As Lara Kiswani, the executive director of the Arab Resource and Organizing Center, says, “A militarized response to this crisis would put those most vulnerable to this pandemic and historically marginalized communities at further risk of harm and marginalization. By instilling fear in people, such a response would discourage communities to seek critical services, or worse yet, criminalize the same people who are most at risk, in turn exacerbating this public health crisis.”
Expanding Our Political Imagination
At the very least, the need to protect people from military force should be vociferously discussed in public forums. The fact that it’s not shows that, as a country, our government’s default posture is that of militarism, relying on the Department of Defense to perform duties that should be run by civilians. Over the long term, we must change this state of affairs. After all, the coronavirus outbreak is not the only crisis we face. When we begin to feel the worst effects of the climate crisis, are we just going to hand the country over to unelected military brass? Each time there is drought or a superstorm, are we going to expand the security state while shrinking the welfare state?
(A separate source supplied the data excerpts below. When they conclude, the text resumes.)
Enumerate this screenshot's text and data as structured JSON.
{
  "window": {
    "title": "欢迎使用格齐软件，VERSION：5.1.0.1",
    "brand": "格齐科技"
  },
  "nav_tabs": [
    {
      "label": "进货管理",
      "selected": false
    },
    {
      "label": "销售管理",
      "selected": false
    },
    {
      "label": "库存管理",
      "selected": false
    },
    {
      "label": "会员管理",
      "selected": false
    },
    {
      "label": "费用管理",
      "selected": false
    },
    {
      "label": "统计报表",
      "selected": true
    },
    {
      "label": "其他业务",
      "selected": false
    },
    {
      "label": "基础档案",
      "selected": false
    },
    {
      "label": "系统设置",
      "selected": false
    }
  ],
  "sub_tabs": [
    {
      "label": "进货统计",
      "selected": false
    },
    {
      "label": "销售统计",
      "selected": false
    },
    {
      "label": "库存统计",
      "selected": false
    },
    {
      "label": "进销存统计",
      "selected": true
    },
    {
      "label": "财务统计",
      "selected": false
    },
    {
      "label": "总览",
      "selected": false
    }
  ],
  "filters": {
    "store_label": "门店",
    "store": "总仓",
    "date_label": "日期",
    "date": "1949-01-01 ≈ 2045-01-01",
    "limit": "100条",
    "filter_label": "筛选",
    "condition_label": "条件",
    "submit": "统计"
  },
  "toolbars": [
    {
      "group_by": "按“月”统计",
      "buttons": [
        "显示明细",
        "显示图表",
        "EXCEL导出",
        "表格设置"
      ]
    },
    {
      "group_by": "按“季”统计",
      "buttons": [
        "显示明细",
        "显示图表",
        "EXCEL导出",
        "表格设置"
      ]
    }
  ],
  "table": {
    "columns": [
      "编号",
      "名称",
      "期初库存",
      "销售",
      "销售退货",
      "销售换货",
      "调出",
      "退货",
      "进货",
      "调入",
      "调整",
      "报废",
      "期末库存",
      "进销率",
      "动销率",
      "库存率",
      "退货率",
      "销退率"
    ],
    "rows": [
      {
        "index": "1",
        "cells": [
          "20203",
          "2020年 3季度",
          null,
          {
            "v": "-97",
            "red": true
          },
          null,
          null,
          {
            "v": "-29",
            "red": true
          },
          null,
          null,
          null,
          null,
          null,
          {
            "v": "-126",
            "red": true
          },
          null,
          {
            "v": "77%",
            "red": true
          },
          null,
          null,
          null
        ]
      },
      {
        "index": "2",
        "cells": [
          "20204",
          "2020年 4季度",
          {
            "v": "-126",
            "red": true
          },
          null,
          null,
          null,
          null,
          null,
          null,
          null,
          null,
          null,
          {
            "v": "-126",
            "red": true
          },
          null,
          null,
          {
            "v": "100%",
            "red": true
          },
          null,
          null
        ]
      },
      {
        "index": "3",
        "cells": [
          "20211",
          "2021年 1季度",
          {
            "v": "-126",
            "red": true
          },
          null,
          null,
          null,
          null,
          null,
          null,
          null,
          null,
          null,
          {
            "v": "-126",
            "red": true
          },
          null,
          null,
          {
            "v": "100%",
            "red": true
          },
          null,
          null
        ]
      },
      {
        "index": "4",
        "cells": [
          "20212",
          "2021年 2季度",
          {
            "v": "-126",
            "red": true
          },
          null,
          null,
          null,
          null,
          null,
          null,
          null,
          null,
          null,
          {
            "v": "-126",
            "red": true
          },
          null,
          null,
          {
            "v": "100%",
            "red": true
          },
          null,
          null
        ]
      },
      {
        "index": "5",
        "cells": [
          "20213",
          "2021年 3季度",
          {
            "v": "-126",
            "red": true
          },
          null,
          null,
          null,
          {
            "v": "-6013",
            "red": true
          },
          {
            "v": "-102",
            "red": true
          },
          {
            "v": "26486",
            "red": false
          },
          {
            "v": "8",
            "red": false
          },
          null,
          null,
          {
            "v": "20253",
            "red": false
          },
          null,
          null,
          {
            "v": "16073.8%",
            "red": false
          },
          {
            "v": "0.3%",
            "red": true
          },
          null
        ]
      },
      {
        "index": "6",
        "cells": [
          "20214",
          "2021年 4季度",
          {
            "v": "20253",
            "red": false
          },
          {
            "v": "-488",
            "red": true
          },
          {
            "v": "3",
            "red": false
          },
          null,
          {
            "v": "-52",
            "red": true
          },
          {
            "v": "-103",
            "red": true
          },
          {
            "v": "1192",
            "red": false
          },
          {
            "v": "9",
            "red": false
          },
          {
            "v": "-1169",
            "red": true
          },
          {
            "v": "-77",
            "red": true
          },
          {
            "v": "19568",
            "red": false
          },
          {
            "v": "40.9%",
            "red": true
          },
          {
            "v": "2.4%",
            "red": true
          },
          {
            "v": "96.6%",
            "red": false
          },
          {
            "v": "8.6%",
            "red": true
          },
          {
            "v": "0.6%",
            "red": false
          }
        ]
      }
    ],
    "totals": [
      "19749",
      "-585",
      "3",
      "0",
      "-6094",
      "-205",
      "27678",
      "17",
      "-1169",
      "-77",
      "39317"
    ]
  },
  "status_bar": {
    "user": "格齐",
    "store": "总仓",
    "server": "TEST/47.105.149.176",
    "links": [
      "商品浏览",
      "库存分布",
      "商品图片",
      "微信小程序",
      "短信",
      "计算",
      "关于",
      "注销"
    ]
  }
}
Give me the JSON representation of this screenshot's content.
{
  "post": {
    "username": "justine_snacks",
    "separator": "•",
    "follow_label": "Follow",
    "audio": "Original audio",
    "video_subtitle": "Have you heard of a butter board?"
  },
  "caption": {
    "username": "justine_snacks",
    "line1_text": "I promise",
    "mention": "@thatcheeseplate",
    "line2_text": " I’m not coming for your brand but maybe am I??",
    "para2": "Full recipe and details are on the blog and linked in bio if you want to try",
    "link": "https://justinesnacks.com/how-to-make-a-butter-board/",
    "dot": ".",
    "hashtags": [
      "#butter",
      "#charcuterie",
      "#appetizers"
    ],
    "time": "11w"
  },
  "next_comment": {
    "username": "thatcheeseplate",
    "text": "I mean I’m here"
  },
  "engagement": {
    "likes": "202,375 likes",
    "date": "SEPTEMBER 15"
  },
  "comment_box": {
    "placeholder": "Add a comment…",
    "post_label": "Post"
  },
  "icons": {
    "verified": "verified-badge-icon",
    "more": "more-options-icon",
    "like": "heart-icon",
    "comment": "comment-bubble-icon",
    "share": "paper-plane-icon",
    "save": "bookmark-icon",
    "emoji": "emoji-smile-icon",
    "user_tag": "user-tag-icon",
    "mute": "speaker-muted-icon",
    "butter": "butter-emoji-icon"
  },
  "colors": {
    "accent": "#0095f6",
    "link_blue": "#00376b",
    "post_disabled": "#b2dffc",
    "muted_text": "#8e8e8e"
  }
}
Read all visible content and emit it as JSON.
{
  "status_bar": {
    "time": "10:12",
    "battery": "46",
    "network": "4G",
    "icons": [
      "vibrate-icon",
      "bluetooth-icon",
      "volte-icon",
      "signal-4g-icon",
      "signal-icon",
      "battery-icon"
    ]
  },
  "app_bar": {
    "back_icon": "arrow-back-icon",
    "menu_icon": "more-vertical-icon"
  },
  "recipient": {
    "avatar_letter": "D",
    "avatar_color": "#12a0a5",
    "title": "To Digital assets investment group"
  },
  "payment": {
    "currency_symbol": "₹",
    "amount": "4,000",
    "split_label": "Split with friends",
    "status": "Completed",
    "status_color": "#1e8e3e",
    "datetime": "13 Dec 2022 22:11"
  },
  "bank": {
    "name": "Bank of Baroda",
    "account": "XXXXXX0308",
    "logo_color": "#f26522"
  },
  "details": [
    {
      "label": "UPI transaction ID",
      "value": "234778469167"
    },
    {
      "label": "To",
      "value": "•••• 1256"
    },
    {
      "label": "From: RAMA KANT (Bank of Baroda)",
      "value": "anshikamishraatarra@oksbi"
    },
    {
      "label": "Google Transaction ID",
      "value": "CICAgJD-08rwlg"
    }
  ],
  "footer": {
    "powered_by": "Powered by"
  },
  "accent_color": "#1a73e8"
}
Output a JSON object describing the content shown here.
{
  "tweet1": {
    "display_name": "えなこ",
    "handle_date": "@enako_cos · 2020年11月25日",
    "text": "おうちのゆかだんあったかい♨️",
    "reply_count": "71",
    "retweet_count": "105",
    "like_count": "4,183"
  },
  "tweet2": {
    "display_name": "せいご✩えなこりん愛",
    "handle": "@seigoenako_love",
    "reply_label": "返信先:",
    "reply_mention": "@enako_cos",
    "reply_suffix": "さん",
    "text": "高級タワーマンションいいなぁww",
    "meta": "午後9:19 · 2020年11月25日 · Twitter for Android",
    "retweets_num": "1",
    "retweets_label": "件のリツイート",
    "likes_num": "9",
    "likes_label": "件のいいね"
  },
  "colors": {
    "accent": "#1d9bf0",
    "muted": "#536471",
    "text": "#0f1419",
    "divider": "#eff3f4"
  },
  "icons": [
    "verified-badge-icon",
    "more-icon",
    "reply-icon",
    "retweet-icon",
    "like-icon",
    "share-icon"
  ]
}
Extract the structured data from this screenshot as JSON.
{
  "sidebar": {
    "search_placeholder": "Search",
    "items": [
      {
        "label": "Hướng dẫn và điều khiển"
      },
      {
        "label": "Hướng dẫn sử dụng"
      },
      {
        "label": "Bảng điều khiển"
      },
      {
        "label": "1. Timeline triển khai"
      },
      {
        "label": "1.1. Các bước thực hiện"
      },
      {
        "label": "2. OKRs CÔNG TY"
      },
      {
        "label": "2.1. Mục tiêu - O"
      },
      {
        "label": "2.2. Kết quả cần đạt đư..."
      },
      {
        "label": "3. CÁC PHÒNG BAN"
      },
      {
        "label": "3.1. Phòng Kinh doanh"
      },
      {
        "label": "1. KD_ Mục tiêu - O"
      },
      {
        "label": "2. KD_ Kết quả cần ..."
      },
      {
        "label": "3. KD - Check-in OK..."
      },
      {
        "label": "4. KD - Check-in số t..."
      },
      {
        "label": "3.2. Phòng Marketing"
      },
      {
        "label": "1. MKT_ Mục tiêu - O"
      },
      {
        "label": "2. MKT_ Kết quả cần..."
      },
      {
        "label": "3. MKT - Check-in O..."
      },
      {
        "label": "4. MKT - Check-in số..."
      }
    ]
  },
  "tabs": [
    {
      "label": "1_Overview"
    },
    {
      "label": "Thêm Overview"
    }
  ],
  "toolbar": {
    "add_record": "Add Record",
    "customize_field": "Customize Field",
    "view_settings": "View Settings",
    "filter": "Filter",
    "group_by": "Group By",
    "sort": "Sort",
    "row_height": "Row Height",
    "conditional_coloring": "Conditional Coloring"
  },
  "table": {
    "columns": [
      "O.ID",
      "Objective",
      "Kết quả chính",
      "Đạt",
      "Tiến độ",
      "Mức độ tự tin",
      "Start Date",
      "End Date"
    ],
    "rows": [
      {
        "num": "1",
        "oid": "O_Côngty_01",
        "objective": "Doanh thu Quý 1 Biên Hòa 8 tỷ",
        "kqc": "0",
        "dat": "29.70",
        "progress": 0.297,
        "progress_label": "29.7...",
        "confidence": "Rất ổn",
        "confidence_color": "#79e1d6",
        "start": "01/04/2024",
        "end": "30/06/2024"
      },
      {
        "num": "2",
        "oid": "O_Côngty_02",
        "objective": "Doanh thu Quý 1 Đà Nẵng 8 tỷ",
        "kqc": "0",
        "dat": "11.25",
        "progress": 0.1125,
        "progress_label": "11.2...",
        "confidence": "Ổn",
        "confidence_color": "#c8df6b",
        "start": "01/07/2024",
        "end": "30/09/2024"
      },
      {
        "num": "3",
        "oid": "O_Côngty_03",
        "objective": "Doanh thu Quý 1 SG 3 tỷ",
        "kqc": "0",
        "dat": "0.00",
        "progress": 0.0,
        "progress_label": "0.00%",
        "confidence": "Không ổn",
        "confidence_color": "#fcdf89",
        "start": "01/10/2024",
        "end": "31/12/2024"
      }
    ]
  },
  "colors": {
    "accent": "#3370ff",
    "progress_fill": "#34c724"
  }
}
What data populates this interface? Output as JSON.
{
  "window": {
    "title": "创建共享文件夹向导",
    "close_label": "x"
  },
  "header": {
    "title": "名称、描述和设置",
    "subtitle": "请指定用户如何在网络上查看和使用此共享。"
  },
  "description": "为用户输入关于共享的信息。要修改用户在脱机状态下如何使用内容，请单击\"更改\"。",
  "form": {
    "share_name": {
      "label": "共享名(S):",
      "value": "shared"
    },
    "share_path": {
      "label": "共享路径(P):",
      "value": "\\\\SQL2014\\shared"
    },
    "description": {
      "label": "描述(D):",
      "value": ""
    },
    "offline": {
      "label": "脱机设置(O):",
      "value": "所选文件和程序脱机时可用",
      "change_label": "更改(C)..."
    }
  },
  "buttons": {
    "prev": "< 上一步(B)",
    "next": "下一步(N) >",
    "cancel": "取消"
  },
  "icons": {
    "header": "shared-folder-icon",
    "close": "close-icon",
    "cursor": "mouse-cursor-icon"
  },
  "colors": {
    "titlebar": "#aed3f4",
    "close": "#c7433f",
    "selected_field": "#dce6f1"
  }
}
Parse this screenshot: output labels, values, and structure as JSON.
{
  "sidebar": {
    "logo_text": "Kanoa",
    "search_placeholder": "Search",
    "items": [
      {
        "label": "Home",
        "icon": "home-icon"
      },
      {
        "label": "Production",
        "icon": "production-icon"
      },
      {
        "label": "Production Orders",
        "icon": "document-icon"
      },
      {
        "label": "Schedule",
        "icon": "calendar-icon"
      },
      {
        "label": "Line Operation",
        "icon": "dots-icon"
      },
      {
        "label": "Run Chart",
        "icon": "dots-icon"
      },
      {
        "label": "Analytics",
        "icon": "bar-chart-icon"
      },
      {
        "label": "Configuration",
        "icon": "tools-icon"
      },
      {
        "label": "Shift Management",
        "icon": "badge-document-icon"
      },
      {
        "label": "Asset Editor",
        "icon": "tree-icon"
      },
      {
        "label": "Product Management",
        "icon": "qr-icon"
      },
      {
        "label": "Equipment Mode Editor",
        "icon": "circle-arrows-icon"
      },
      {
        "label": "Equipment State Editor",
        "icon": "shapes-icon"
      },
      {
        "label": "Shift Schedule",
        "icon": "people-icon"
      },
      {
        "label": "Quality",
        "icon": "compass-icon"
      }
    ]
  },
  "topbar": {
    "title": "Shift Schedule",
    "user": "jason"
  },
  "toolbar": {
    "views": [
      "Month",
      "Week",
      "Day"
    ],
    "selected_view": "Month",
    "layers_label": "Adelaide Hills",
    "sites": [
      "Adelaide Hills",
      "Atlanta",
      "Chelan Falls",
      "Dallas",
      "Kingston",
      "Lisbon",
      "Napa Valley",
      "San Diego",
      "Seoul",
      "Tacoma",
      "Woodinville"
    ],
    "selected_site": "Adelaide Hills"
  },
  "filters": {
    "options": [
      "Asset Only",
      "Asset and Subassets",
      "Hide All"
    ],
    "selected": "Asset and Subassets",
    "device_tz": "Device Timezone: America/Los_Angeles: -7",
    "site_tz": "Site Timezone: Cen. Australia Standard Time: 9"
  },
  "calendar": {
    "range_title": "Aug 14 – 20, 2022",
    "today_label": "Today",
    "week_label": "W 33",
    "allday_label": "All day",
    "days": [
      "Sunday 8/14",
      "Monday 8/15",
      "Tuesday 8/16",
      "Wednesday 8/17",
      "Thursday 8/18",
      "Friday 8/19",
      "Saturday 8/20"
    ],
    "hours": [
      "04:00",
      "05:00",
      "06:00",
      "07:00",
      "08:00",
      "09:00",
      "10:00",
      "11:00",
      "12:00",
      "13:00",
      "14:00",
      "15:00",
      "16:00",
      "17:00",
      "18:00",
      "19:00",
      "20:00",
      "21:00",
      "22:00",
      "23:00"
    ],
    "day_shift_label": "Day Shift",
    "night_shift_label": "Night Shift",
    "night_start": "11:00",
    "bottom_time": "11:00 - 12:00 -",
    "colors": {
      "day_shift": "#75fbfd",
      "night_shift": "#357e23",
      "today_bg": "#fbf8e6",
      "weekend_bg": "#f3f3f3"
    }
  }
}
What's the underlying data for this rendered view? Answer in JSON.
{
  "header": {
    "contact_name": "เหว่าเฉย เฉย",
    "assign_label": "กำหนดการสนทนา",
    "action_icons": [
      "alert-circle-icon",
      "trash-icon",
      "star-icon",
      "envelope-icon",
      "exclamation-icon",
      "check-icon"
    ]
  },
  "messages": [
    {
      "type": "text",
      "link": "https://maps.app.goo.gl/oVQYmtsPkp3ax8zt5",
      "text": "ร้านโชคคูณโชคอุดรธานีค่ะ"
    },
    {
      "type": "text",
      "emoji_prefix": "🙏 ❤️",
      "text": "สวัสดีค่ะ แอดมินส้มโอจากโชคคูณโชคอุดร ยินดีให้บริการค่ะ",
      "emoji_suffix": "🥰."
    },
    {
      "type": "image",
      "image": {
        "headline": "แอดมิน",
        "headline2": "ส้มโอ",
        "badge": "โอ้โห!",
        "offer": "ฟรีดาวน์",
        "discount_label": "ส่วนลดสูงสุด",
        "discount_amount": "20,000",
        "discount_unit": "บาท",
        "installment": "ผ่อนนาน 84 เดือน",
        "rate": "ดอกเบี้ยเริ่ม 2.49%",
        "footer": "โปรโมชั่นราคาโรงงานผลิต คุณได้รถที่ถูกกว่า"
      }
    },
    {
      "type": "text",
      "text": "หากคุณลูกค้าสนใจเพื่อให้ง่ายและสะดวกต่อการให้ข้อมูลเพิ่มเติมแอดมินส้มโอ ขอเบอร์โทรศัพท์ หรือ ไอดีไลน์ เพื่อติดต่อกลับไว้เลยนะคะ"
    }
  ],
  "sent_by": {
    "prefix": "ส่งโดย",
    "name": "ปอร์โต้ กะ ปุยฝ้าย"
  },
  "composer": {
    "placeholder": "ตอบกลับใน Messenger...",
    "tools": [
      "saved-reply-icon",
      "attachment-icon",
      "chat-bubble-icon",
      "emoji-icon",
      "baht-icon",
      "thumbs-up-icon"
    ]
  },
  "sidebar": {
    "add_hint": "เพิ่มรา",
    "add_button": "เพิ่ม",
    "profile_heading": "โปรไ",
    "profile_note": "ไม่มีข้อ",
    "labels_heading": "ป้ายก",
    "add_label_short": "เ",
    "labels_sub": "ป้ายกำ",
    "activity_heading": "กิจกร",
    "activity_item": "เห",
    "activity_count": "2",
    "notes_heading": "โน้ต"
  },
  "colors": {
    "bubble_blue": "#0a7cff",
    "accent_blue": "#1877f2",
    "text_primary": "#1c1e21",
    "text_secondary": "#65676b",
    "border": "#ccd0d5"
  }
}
Instead of further fortifying the US military during times of crisis, we need to build robust civilian social programs like Medicare for All and a Green New Deal that allow us to efficiently and effectively disburse medical care and social support both in the event of crises, and on the day to day. In theory, civilian-run, domestic institutions like FEMA should be playing this role, but having been gutted and given a limited purview, they’re not equipped to handle the scope of the current crisis.
But we also must not suffer from a failure of political imagination in the present moment. The United States should be spending trillions of dollars to keep afloat the millions of people who are losing their jobs in the midst of this crisis. We should be using all options on the table: transforming corporate offices and hotels into hospitals and housing for the unhoused, passing blanket moratoriums for water and electricity shutoffs, and letting people out of prisons, where the virus is spreading. “Resources and job creation can happen by caring for the community and providing social goods for everyone, instead of militarization and coming in with guns and tanks,” says Cindy Wiesner, the executive director of Grassroots Global Justice Alliance. “There are ways we can make demands in this moment to have a paradigm shift about what well-being and safety mean.” Critical to all this, the US military must remove its boot from the necks of people around the world, who desperately need a reprieve from war and sanctions in the midst of a global pandemic.
Hyper-militarism may be a tempting short-term emergency strategy, but its ubiquity is a testament to the failures of the US welfare state. Replacing it with strong public institutions under civilian control as the go-to large-scale logistical institution in times of crisis should be an urgent priority — to get us through this crisis, and the next one.